Meetings, Seminars, Research Visits, Workshops, and Conferences

  1. January 15, 2019: kick-off meeting at the Linköping University.

  2. February 8, 2019: research visit at the University of Oulu (Finland) to discuss potential research directions of common interest.

  3. March 26 – 29, 2019: project results ([C3]) presented at the Data Compression Conference (DCC 2019), Snowbird, UT, USA.

  4. April 15-19, 2019: project results ([C2]) presented at the IEEE Wireless Communications and Networking Conference (WCNC 2019), Marrakech, Morocco.

  5. April 1–4, 2019: organized a Compressed Sensing Special Session and presented project results at the Nordic Workshop on System and Network Optimization for Wireless (SNOW 2019), Ruka, Finland.

  6. April 29 – May 2, 2019: project results ([C1]) presented at the IEEE INFOCOM, SMILING Workshop, Paris, France.

  7. May 24, 2019: seminar at the University of Oulu (Finland) to discuss research results and future directions with the collaborators from the University of Oulu.

  8. June 25, 2019: project meeting at the Linköping University for intermediate evaluation of the results.

  9. August 25 – 28, 2019: project results ([C4]) presented at the IEEE Information Theory Workshop (ITW 2019), Visby, Gotland, Sweden.
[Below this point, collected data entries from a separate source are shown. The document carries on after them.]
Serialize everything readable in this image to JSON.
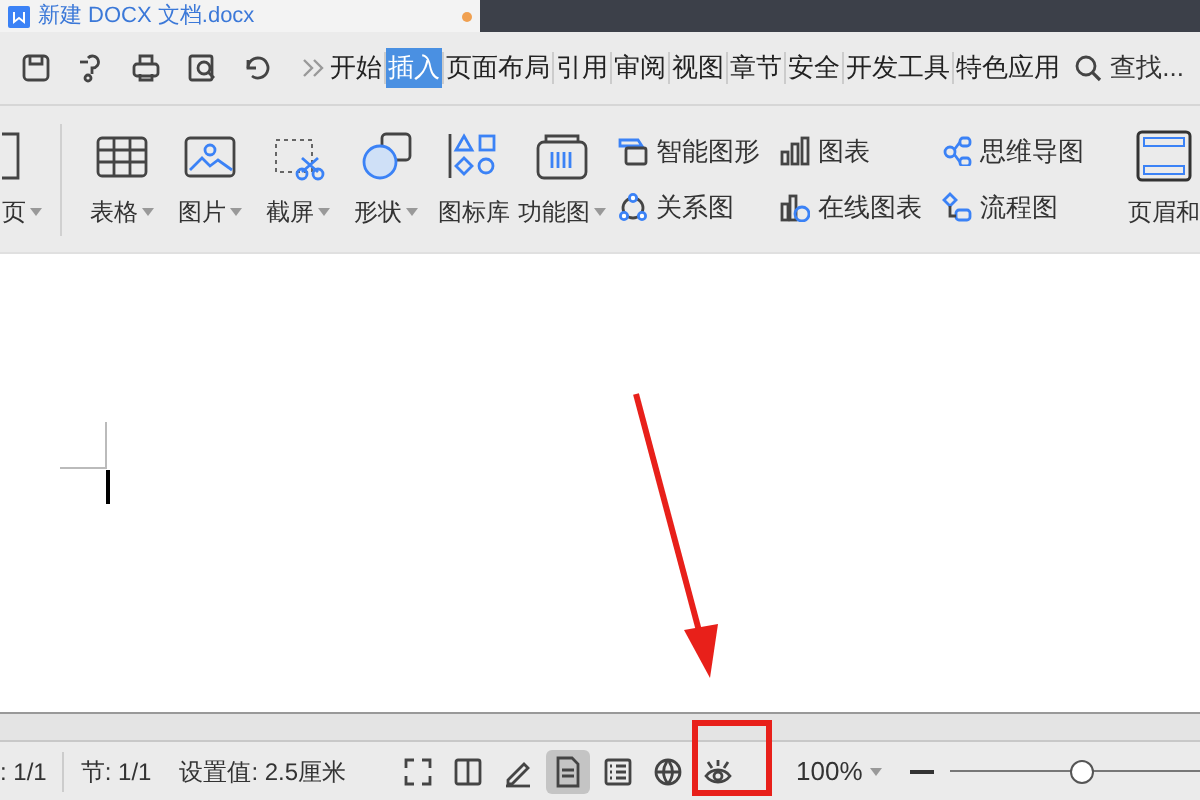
{
  "document_tab": {
    "title": "新建 DOCX 文档.docx"
  },
  "quick_tools": [
    {
      "kind": "save"
    },
    {
      "kind": "format"
    },
    {
      "kind": "print"
    },
    {
      "kind": "preview"
    },
    {
      "kind": "undo"
    },
    {
      "kind": "more"
    }
  ],
  "menu_tabs": [
    {
      "label": "开始",
      "selected": false
    },
    {
      "label": "插入",
      "selected": true
    },
    {
      "label": "页面布局",
      "selected": false
    },
    {
      "label": "引用",
      "selected": false
    },
    {
      "label": "审阅",
      "selected": false
    },
    {
      "label": "视图",
      "selected": false
    },
    {
      "label": "章节",
      "selected": false
    },
    {
      "label": "安全",
      "selected": false
    },
    {
      "label": "开发工具",
      "selected": false
    },
    {
      "label": "特色应用",
      "selected": false
    }
  ],
  "search": {
    "label": "查找..."
  },
  "ribbon_large": [
    {
      "kind": "page",
      "label": "页",
      "dropdown": true
    },
    {
      "kind": "table",
      "label": "表格",
      "dropdown": true
    },
    {
      "kind": "picture",
      "label": "图片",
      "dropdown": true
    },
    {
      "kind": "screenshot",
      "label": "截屏",
      "dropdown": true
    },
    {
      "kind": "shape",
      "label": "形状",
      "dropdown": true
    },
    {
      "kind": "iconlib",
      "label": "图标库",
      "dropdown": false
    },
    {
      "kind": "function",
      "label": "功能图",
      "dropdown": true
    }
  ],
  "ribbon_small": [
    {
      "kind": "smartart",
      "label": "智能图形"
    },
    {
      "kind": "relation",
      "label": "关系图"
    },
    {
      "kind": "chart",
      "label": "图表"
    },
    {
      "kind": "onlinechart",
      "label": "在线图表"
    },
    {
      "kind": "mindmap",
      "label": "思维导图"
    },
    {
      "kind": "flow",
      "label": "流程图"
    }
  ],
  "ribbon_end": {
    "label": "页眉和"
  },
  "status": {
    "texts": [
      ": 1/1",
      "节: 1/1",
      "设置值: 2.5厘米"
    ],
    "view_buttons": [
      {
        "kind": "fullscreen",
        "selected": false
      },
      {
        "kind": "reading",
        "selected": false
      },
      {
        "kind": "edit",
        "selected": false
      },
      {
        "kind": "page",
        "selected": true
      },
      {
        "kind": "outline",
        "selected": false
      },
      {
        "kind": "web",
        "selected": false
      },
      {
        "kind": "eye",
        "selected": false
      }
    ],
    "zoom": "100%",
    "zoom_slider": {
      "level": 0.53
    }
  }
}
  10. August 27 – 30, 2019: project results ([C5]) presented at the International Symposium on Wireless Communication Systems (ISWCS 2019), Oulu, Finland.

  11. August 30, 2019: seminar at the University of Oulu (Finland) to discuss research results and future directions with the collaborators from the University of Oulu.
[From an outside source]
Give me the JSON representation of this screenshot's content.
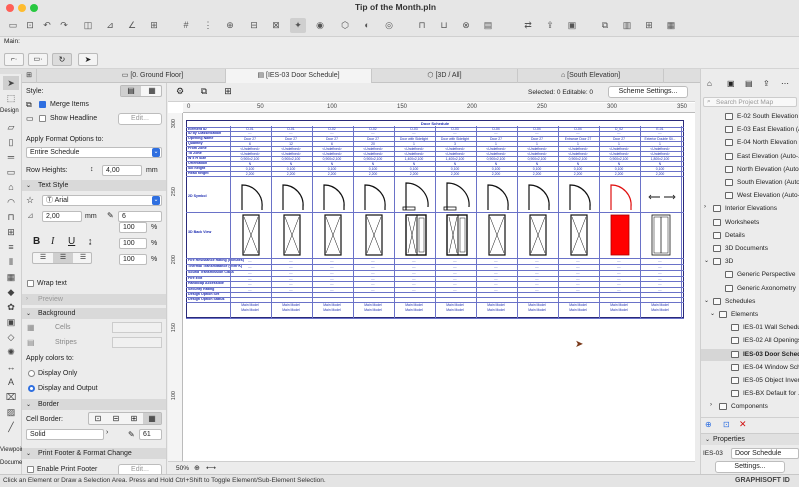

  12. September 24, 2019: visit at Ericsson Site Linköping to discuss possible collaboration and transfer of results to local industry.
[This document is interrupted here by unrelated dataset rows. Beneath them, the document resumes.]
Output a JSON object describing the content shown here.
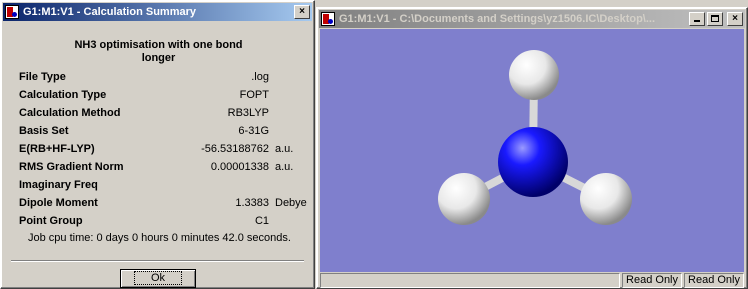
{
  "summary_window": {
    "title": "G1:M1:V1 - Calculation Summary",
    "close_glyph": "×",
    "heading_line1": "NH3 optimisation with one bond",
    "heading_line2": "longer",
    "rows": [
      {
        "label": "File Type",
        "value": ".log",
        "unit": ""
      },
      {
        "label": "Calculation Type",
        "value": "FOPT",
        "unit": ""
      },
      {
        "label": "Calculation Method",
        "value": "RB3LYP",
        "unit": ""
      },
      {
        "label": "Basis Set",
        "value": "6-31G",
        "unit": ""
      },
      {
        "label": "E(RB+HF-LYP)",
        "value": "-56.53188762",
        "unit": "a.u."
      },
      {
        "label": "RMS Gradient Norm",
        "value": "0.00001338",
        "unit": "a.u."
      },
      {
        "label": "Imaginary Freq",
        "value": "",
        "unit": ""
      },
      {
        "label": "Dipole Moment",
        "value": "1.3383",
        "unit": "Debye"
      },
      {
        "label": "Point Group",
        "value": "C1",
        "unit": ""
      }
    ],
    "cpu_time": "Job cpu time:  0 days  0 hours  0 minutes 42.0 seconds.",
    "ok_label": "Ok"
  },
  "viewer_window": {
    "title": "G1:M1:V1 - C:\\Documents and Settings\\yz1506.IC\\Desktop\\...",
    "minimize_glyph": "_",
    "maximize_glyph": "□",
    "close_glyph": "×",
    "status_left": "",
    "status_panel1": "Read Only",
    "status_panel2": "Read Only"
  },
  "molecule": {
    "formula": "NH3",
    "atoms": [
      {
        "element": "N",
        "color": "#1a1aff"
      },
      {
        "element": "H",
        "color": "#ffffff"
      },
      {
        "element": "H",
        "color": "#ffffff"
      },
      {
        "element": "H",
        "color": "#ffffff"
      }
    ],
    "background_color": "#7f7fcd",
    "bond_color": "#d8d8d8"
  }
}
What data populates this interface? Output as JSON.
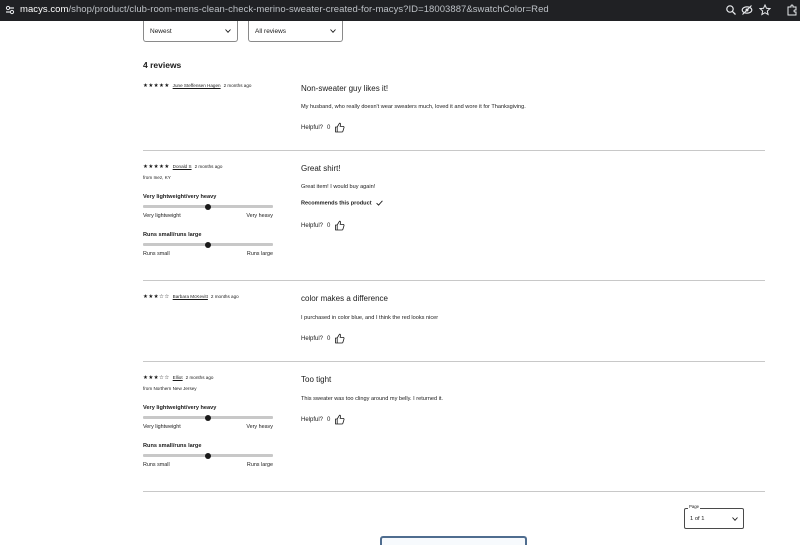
{
  "browser": {
    "url_host": "macys.com",
    "url_path": "/shop/product/club-room-mens-clean-check-merino-sweater-created-for-macys?ID=18003887&swatchColor=Red"
  },
  "filters": {
    "sort_value": "Newest",
    "rating_value": "All reviews"
  },
  "reviews_count": "4 reviews",
  "helpful_label": "Helpful?",
  "recommends_label": "Recommends this product",
  "reviews": [
    {
      "stars": 5,
      "author": "June Steffensen Hagen",
      "time_ago": "2 months ago",
      "location": "",
      "title": "Non-sweater guy likes it!",
      "body": "My husband, who really doesn't wear sweaters much, loved it and wore it for Thanksgiving.",
      "helpful_count": "0"
    },
    {
      "stars": 5,
      "author": "Donald S",
      "time_ago": "2 months ago",
      "location": "from Inez, KY",
      "title": "Great shirt!",
      "body": "Great item! I would buy again!",
      "recommends": true,
      "helpful_count": "0",
      "weight": {
        "label": "Very lightweight/very heavy",
        "left": "Very lightweight",
        "right": "Very heavy",
        "value_percent": 50
      },
      "fit": {
        "label": "Runs small/runs large",
        "left": "Runs small",
        "right": "Runs large",
        "value_percent": 50
      }
    },
    {
      "stars": 3,
      "author": "Barbara McKevitt",
      "time_ago": "2 months ago",
      "location": "",
      "title": "color makes a difference",
      "body": "I purchased in color blue, and I think the red looks nicer",
      "helpful_count": "0"
    },
    {
      "stars": 3,
      "author": "Elliot",
      "time_ago": "2 months ago",
      "location": "from Northern New Jersey",
      "title": "Too tight",
      "body": "This sweater was too clingy around my belly. I returned it.",
      "helpful_count": "0",
      "weight": {
        "label": "Very lightweight/very heavy",
        "left": "Very lightweight",
        "right": "Very heavy",
        "value_percent": 50
      },
      "fit": {
        "label": "Runs small/runs large",
        "left": "Runs small",
        "right": "Runs large",
        "value_percent": 50
      }
    }
  ],
  "pagination": {
    "legend": "Page",
    "value": "1 of 1"
  },
  "colors": {
    "urlbar_bg": "#202124",
    "text": "#1a1a1a",
    "divider": "#c8c8c8"
  }
}
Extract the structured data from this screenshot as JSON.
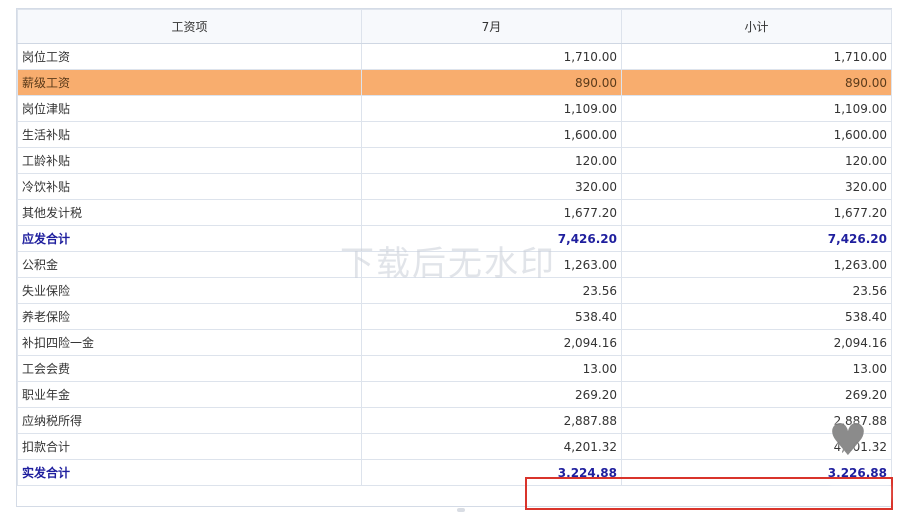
{
  "table": {
    "headers": [
      "工资项",
      "7月",
      "小计"
    ],
    "rows": [
      {
        "name": "岗位工资",
        "month": "1,710.00",
        "subtotal": "1,710.00",
        "style": "normal"
      },
      {
        "name": "薪级工资",
        "month": "890.00",
        "subtotal": "890.00",
        "style": "highlight"
      },
      {
        "name": "岗位津贴",
        "month": "1,109.00",
        "subtotal": "1,109.00",
        "style": "normal"
      },
      {
        "name": "生活补贴",
        "month": "1,600.00",
        "subtotal": "1,600.00",
        "style": "normal"
      },
      {
        "name": "工龄补贴",
        "month": "120.00",
        "subtotal": "120.00",
        "style": "normal"
      },
      {
        "name": "冷饮补贴",
        "month": "320.00",
        "subtotal": "320.00",
        "style": "normal"
      },
      {
        "name": "其他发计税",
        "month": "1,677.20",
        "subtotal": "1,677.20",
        "style": "normal"
      },
      {
        "name": "应发合计",
        "month": "7,426.20",
        "subtotal": "7,426.20",
        "style": "total"
      },
      {
        "name": "公积金",
        "month": "1,263.00",
        "subtotal": "1,263.00",
        "style": "normal"
      },
      {
        "name": "失业保险",
        "month": "23.56",
        "subtotal": "23.56",
        "style": "normal"
      },
      {
        "name": "养老保险",
        "month": "538.40",
        "subtotal": "538.40",
        "style": "normal"
      },
      {
        "name": "补扣四险一金",
        "month": "2,094.16",
        "subtotal": "2,094.16",
        "style": "normal"
      },
      {
        "name": "工会会费",
        "month": "13.00",
        "subtotal": "13.00",
        "style": "normal"
      },
      {
        "name": "职业年金",
        "month": "269.20",
        "subtotal": "269.20",
        "style": "normal"
      },
      {
        "name": "应纳税所得",
        "month": "2,887.88",
        "subtotal": "2,887.88",
        "style": "normal"
      },
      {
        "name": "扣款合计",
        "month": "4,201.32",
        "subtotal": "4,201.32",
        "style": "normal"
      },
      {
        "name": "实发合计",
        "month": "3,224.88",
        "subtotal": "3,226.88",
        "style": "total"
      }
    ]
  },
  "overlay": {
    "watermark": "下载后无水印",
    "heart_icon": "heart-icon",
    "heart_glyph": "♥"
  },
  "colors": {
    "highlight_row": "#f8ad6e",
    "total_text": "#1f1f9e",
    "annotation_box": "#d9342b"
  }
}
  13. September 30 – October 13: hosted Mohammad Hatami (doctoral student), research visitor from University of Oulu (Finland) involved in collaborative research related to the COMPRESS NETS.

  14. October 7 – 11: hosted Dr. Markus Leinonen, research visitor from University of Oulu (Finland) involved in collaborative research related to the COMPRESS NETS.

  15. October 7 – 20: hosted Mohammad Moltafet (doctoral student), research visitor from University of Oulu (Finland) involved in collaborative research related to the COMPRESS NETS.

  16. October 10, 2019: seminar at the Linköping University with guests (M. Hatami, M. Moltrafet and Dr. M. Leinonen) from University of Oulu (Finland).

  17. October 15 – 16, 2019: project results presented at the ELLIIT Annual Workshop, Blekinge Institute of Technology, Karlskrona, Sweden.

  18. November 3 – 6, 2019: project results ([C6], [C7]) presented at the Asilomar Conference on Signals, Systems, and Computers, Pacific Grove, California, USA.

  19. January 9, 2019: project meeting at the Linköping University for intermediate evaluation at the mid-term.

  20. March 17 – 20, 2020: project results ([C8], [C9]) presented at the 6G Wireless Summit, Levi, Finland (virtual conference).

  21. March 30 – April 2, 2020: organized the Nordic Workshop on Systems and Network Optimization for Wireless communication (SNOW 2020); workshop program (cancelled due to COVID-19 outbreak)

  22. May 15, 2020: (online) meeting with Combitech and Nokia to discuss possible collaboration and transfer of results to local industry.

  23. May 22, 2020: online seminar with guests (M. Hatami, M. Moltrafet and Dr. M. Leinonen) from University of Oulu (Finland).

  24. June 15 – 19, 2020: project results ([C10]) presented at the International Symposium on Modeling and Optimization in Mobile, Ad Hoc and Wireless Networks (WiOpt 2020), Volos, Greece (virtual conference).

  25. June 21 – 26, 2020: project results ([C13]) presented at the IEEE International Symposium on Information Theory (ISIT 2020), Los Angeles, California, USA (virtual conference).

  26. July 6 – 9, 2020: project results ([C11], [C12]) presented at the IEEE INFOCOM, Age of Information Workshop, Toronto, Canada (virtual conference).

  27. August 31 – September 3, 2020: project results ([C14], [C15]) presented at the IEEE International Symposium on Personal, Indoor and Mobile Radio Communications (PIMRC 2020), London, UK (virtual conference).

  28. December 10, 2020: online meeting for final project evaluation.

  29. December 18, 2020: online seminar with guests (M. Hatami, M. Moltrafet and Dr. M. Leinonen) from University of Oulu (Finland).